ARCHIVE MARINE OFFERS


   versione italiana                                                                                                                                                                          english version 

9.         GAVARRONE,  DOMENICO  1852        

Miracle on board of the Brig "Annetta" for the son of Capt. Razeto

Watercolor on paper, cm 42x49 (inv. Costa n. 18)

 Signed: Domenico Gavarrone, li 9 maggio 1852

Known data:

   TYPE:                                             brig
   DATE OF CONSTRUCTION:    1851
   PLACE OF CONSTRUCTION:  Savona
  SHIPOWNER:                              Giacomo Razeto called "u Pantalin"
  CAPTAIN:                                     Giacomo Razeto called "u Pantalin"

Caption:

   "Brig Annetta - Capt.n Giacomo Razeto; - Grace received by Emmanuele son of the Capt.n; while he has fallen out from the main topmast on the Caulker deck on 13th april 1852"

Notes:

Like in an other Marine Offer of the Boschetto (cfr. table 45, inv. Costa 2), protagonists are still the Razeto's and once again we find father and son on board of the same ship.

It was in fact extremely frequent that inscribed in the crew was a lot of people of the same family and also that the commander of the ship was a relative of the shipowner and participated with one quota to the property: Gio Bono Ferrari, writer of the local marine traditions, in its book "The city of the thousand Sailing Ships" (Camogli 1935, p. 40), tells that "the old shipowner gave in marriage the daughter to the young and daring Captain".

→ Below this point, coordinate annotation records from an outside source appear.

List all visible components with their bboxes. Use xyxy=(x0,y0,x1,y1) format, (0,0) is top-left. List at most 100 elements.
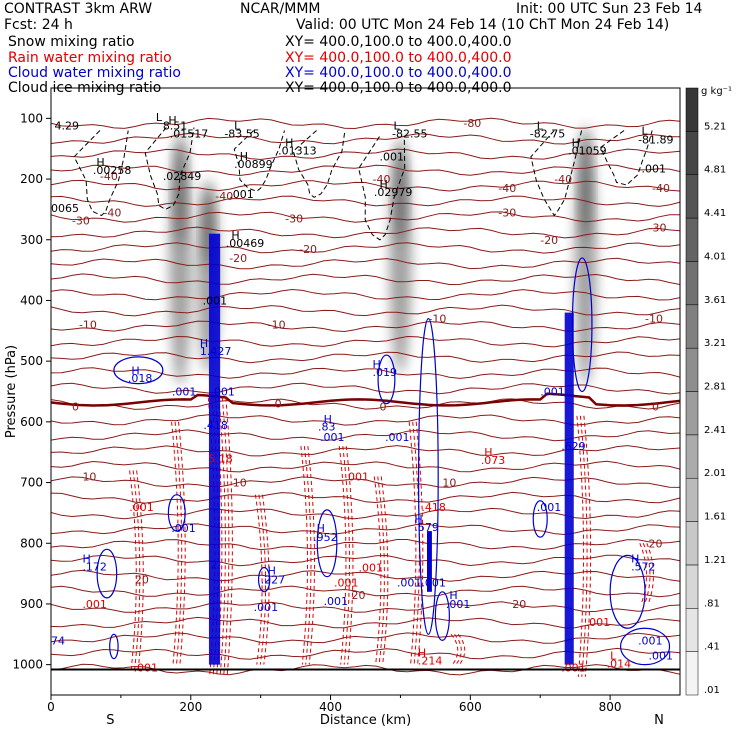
extremum-label: .01517 xyxy=(170,128,209,141)
colorbar-cell-1 xyxy=(685,608,699,652)
temperature-isotherm xyxy=(51,507,680,520)
temperature-label: 10 xyxy=(82,470,96,483)
colorbar-label: 2.81 xyxy=(704,382,726,393)
extremum-label: H xyxy=(82,552,90,565)
x-tick-label: 200 xyxy=(179,700,202,714)
rain-contour-4-1 xyxy=(303,446,312,665)
extremum-label: H xyxy=(200,337,208,350)
colorbar-label: 3.61 xyxy=(704,295,726,306)
extremum-label: .001 xyxy=(254,601,279,614)
temperature-label: -80 xyxy=(463,117,481,130)
y-tick-label: 100 xyxy=(20,111,43,125)
temperature-isotherm xyxy=(51,429,680,442)
temperature-label: -10 xyxy=(79,319,97,332)
legend-snow-label: Snow mixing ratio xyxy=(8,34,135,50)
temperature-labels: -40-40-30-40-30-20-10-20-40-40-30-40-40-… xyxy=(72,117,670,611)
rain-contour-2-4 xyxy=(221,397,230,677)
colorbar-label: 2.41 xyxy=(704,425,726,436)
extrema-annotations: 4.29L8.51H.01517L-83.55H.01313H.00899H.0… xyxy=(51,111,674,675)
rain-contour-4-0 xyxy=(300,446,309,665)
colorbar-unit: g kg⁻¹ xyxy=(701,86,732,97)
colorbar-label: 5.21 xyxy=(704,121,726,132)
forecast-hour: Fcst: 24 h xyxy=(4,17,73,33)
temperature-isotherm xyxy=(51,414,680,426)
cloud-ice-contour-5 xyxy=(530,130,583,217)
extremum-label: .001 xyxy=(537,501,562,514)
extremum-label: .418 xyxy=(203,419,228,432)
legend-cloudwater-xy: XY= 400.0,100.0 to 400.0,400.0 xyxy=(285,65,512,81)
extremum-label: .001 xyxy=(324,595,349,608)
extremum-label: L xyxy=(393,120,400,133)
temperature-isotherm xyxy=(51,632,680,644)
temperature-label: -20 xyxy=(540,234,558,247)
temperature-isotherm xyxy=(51,569,680,582)
y-tick-label: 700 xyxy=(20,476,43,490)
x-tick-label: 600 xyxy=(459,700,482,714)
y-tick-label: 400 xyxy=(20,293,43,307)
y-tick-label: 600 xyxy=(20,415,43,429)
colorbar-cell-13 xyxy=(685,87,699,132)
rain-contour-6-0 xyxy=(373,476,382,665)
valid-time: Valid: 00 UTC Mon 24 Feb 14 (10 ChT Mon … xyxy=(296,17,670,33)
temperature-isotherm xyxy=(51,539,680,551)
cloud-water-contour-12 xyxy=(619,627,671,666)
temperature-isotherm xyxy=(51,242,680,254)
extremum-label: H xyxy=(240,150,248,163)
cloud-water-contour-4 xyxy=(316,509,338,578)
extremum-label: H xyxy=(131,364,139,377)
cloud-ice-contour-4 xyxy=(358,136,406,241)
extremum-label: .073 xyxy=(481,454,506,467)
extremum-label: .418 xyxy=(421,501,446,514)
legend-snow-xy: XY= 400.0,100.0 to 400.0,400.0 xyxy=(285,34,512,50)
extremum-label: H xyxy=(631,552,639,565)
temperature-isotherm xyxy=(51,117,680,130)
extremum-label: .172 xyxy=(82,560,107,573)
rain-contour-5-2 xyxy=(345,446,354,665)
cloud-water-core-center xyxy=(427,531,432,592)
temperature-label: 0 xyxy=(379,401,386,414)
colorbar-label: 3.21 xyxy=(704,338,726,349)
temperature-isotherm xyxy=(51,382,680,395)
cloud-ice-contour-0 xyxy=(73,130,129,217)
legend-rain-label: Rain water mixing ratio xyxy=(8,50,172,66)
extremum-label: -82.55 xyxy=(392,128,427,141)
temperature-label: -40 xyxy=(498,182,516,195)
cloud-water-contour-11 xyxy=(109,633,119,660)
extremum-label: L xyxy=(610,650,617,663)
temperature-label: 20 xyxy=(135,574,149,587)
x-tick-label: 800 xyxy=(599,700,622,714)
y-tick-label: 1000 xyxy=(12,658,43,672)
temperature-isotherm xyxy=(51,616,680,629)
extremum-label: .001.001 xyxy=(397,577,446,590)
rain-contour-1-2 xyxy=(178,421,186,665)
temperature-label: -40 xyxy=(103,206,121,219)
extremum-label: .214 xyxy=(418,654,443,667)
temperature-label: -40 xyxy=(215,190,233,203)
extremum-label: H xyxy=(231,229,239,242)
extremum-label: .001 xyxy=(649,650,674,663)
temperature-isotherm xyxy=(51,647,680,660)
extremum-label: H xyxy=(414,513,422,526)
colorbar-cell-3 xyxy=(685,521,699,566)
temperature-isotherm xyxy=(51,335,680,348)
center-title: NCAR/MMM xyxy=(240,1,321,17)
extremum-label: .02979 xyxy=(374,186,413,199)
extremum-label: .001 xyxy=(82,598,107,611)
cloud-ice-contour-6 xyxy=(599,130,653,186)
extremum-label: .227 xyxy=(261,574,286,587)
extremum-label: H xyxy=(572,137,580,150)
rain-contour-3-2 xyxy=(261,494,270,665)
extremum-label: .001 xyxy=(385,431,410,444)
extremum-label: -81.89 xyxy=(638,134,673,147)
extremum-label: H xyxy=(285,137,293,150)
extremum-label: .019 xyxy=(372,366,397,379)
extremum-label: .001 xyxy=(561,662,586,675)
freezing-level-contour xyxy=(51,392,680,407)
temperature-isotherm xyxy=(51,351,680,364)
extremum-label: .014 xyxy=(607,657,632,670)
rain-contour-1-1 xyxy=(174,421,183,665)
extremum-label: 5.18 xyxy=(208,452,233,465)
colorbar-cell-11 xyxy=(685,174,699,219)
x-axis-label: Distance (km) xyxy=(320,713,411,728)
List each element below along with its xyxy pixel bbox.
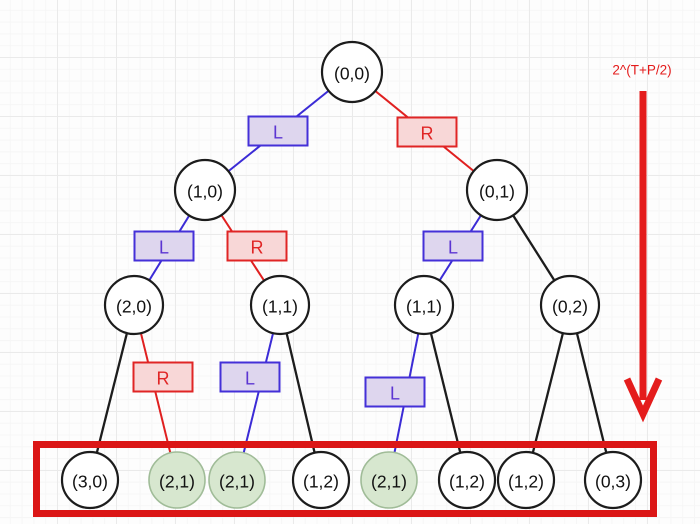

And with the filial offer of the daughter (the good Greats-grandmother married themselves to sixteen years) were the offer of the command of the green schooner or the Brick with the hatches painted in black to the use of the war frigates". The incident recalled by the painting, compared to others, allows one rare "more landscaped" acclimatization not being happened in open sea: we can therefore appreciate the ability of the painter, whose production is more known   by its storm or hurricane scenes that in reproduce a moment of daily life inside the port.

Perhaps just attracted from this less frequent occasion, Gavarrone dawdled to describe with details the background of the western side of the port of Genoa with the  unmistakable Lantern; it acclimatizes the brig "Annetta" between the others moors in the area and, distracting itself from the purpose of the painting of an offering, he renders the recalled incident barely percepibile only to a careful observation. 

More excited and frightful atmosphere is instead that one in which the same brig "Annetta" is represented  during a storm in the offer conserved in the Sanctuary of the Madonna di Montallegro and perhaps attributable to Giovanni Canetta (cfr. E. Carta, U. Ricci, F. M. Schiaffino, Rapallo sacra minore. Ex voto marinari del Santuario di Nostra Signora di Montallegro, - Sacred Rapallo Minor. Ex-Voto of the Sanctuary of Our Lady of Montallegro, - Genoa 1980, table 6).

The presence of a camogliese brig in the port of Genoa was not indeed unusual:   Camogli has been defined "The city of the thousand white Sailships" surely not  for the presence of these in its small harbour, but because camogliese were the shipowners and the crews: their headport was Genoa with a massive presence: they transformed the port of Genoa in a branch of the camogliese port.

 
BIBLIOGRAPHY: G.B.R. Figari, Capitan Giacomo Razeto, knight of the Legion d'Honneur (1811-1888), in "The Madonna of the Boschetto Bulletin", 1978 (4), pp.19-21; F. Simonetti in "La Preghiera del Marinaio" (The Sailor's Prayer), Catalogue of the Exibition, Rome 1992, p. 685.